The analysts looked at how answers to questions about various wellness factors affected whether the participants identified themselves as being in excellent or very good health, or as being in good, fair or poor health.
When Gallup asked seniors about smoking, for example, it found that whether seniors reported smoking had only a modest effect on whether they said they were in excellent or very good health: 43% of the nonsmokers and 35% of the smokers said they were in excellent or very good health, for a gap of 8 percentage points.
The gap was 10 percentage points for participants who “ate healthy all day yesterday,” and 15 percentage points for participants said they were “not obese.”
The only bigger gaps — 17 percentage points each — were for exercise and for visiting the dentist.
About 51% of the seniors who said they exercised 3 or more times per week reported being in excellent or very good health, compared with 34% of the nonexercisers.
When the researchers compared the data for participants who had or had not visited the dentist in the past 12 months, they found that 49% of the participants who’d seen the dentist were in excellent or very good health. Only 32% of the participants who had failed to visit the dentist were in such good health.

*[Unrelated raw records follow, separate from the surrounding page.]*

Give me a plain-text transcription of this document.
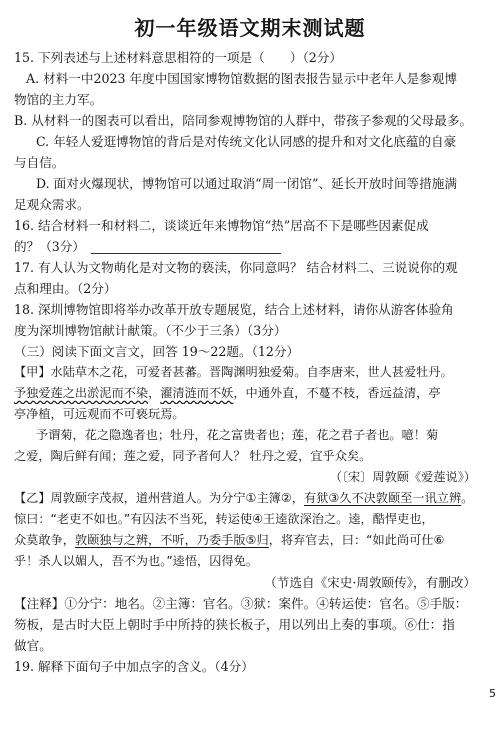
初一年级语文期末测试题
15. 下列表述与上述材料意思相符的一项是（　　）（2分）
A. 材料一中2023 年度中国国家博物馆数据的图表报告显示中老年人是参观博
物馆的主力军。
B. 从材料一的图表可以看出，陪同参观博物馆的人群中，带孩子参观的父母最多。
C. 年轻人爱逛博物馆的背后是对传统文化认同感的提升和对文化底蕴的自豪
与自信。
D. 面对火爆现状，博物馆可以通过取消“周一闭馆”、延长开放时间等措施满
足观众需求。
16. 结合材料一和材料二，谈谈近年来博物馆“热”居高不下是哪些因素促成
的？（3分）
17. 有人认为文物萌化是对文物的亵渎，你同意吗？ 结合材料二、三说说你的观
点和理由。（2分）
18. 深圳博物馆即将举办改革开放专题展览，结合上述材料，请你从游客体验角
度为深圳博物馆献计献策。（不少于三条）（3分）
（三）阅读下面文言文，回答 19～22题。（12分）
【甲】水陆草木之花，可爱者甚蕃。晋陶渊明独爱菊。自李唐来，世人甚爱牡丹。
予独爱莲之出淤泥而不染，濯清涟而不妖，中通外直，不蔓不枝，香远益清，亭
亭净植，可远观而不可亵玩焉。
予谓菊，花之隐逸者也；牡丹，花之富贵者也；莲，花之君子者也。噫！菊
之爱，陶后鲜有闻；莲之爱，同予者何人？ 牡丹之爱，宜乎众矣。
（〔宋〕周敦颐《爱莲说》）
【乙】周敦颐字茂叔，道州营道人。为分宁①主簿②，有狱③久不决敦颐至一讯立辨。
惊曰：“老吏不如也。”有囚法不当死，转运使④王逵欲深治之。逵，酷悍吏也，
众莫敢争，敦颐独与之辨，不听，乃委手版⑤归，将弃官去，曰：“如此尚可仕⑥
乎！杀人以媚人，吾不为也。”逵悟，囚得免。
（节选自《宋史·周敦颐传》，有删改）
【注释】①分宁：地名。②主簿：官名。③狱：案件。④转运使：官名。⑤手版：
笏板，是古时大臣上朝时手中所持的狭长板子，用以列出上奏的事项。⑥仕：指
做官。
19. 解释下面句子中加点字的含义。（4分）
5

The Gallup figures do not directly show whether the participants who’d visited the dentist recently had better oral health than the other participants. The figures also do not show whether good oral health leads to good general health, or if good general health increases the odds that people will get good dental care.
But other academic studies have suggested that there might be a correlation between older people’s oral health and LTC costs.
Mary Haumschild and Ryan Haumschild reported in 2009 in JAMDA, an academic journal, that providing medical care for LTC facility residents with good oral health costs less than providing care for residents with poor oral health.
In 2011, Y.H. Yu and others reported in the Journal of the American Geriatric Society that elderly people who still lived in the community and lacked teeth were significantly more likely to report having problems with activities of daily living than otherwise similar elderly people who still had teeth. The researchers said they needed more data to determine whether lack of teeth — edentulism — was interfering with activities of daily living, whether disabilities were caused by edentulism, or whether some independent factor was causing both edentulism and problems with activities of daily living.
A small Japanese study found that providing dental care for nursing home patients did appear to have a positive effect on their quality of life.
Idea: Maybe some company that sells both long-term care insurance (LTCI) and dental insurance could try marketing LTCI heavily to people who have a good track record of going to the dentist, then see what the LTCI claims are like for the folks who take good care of their teeth.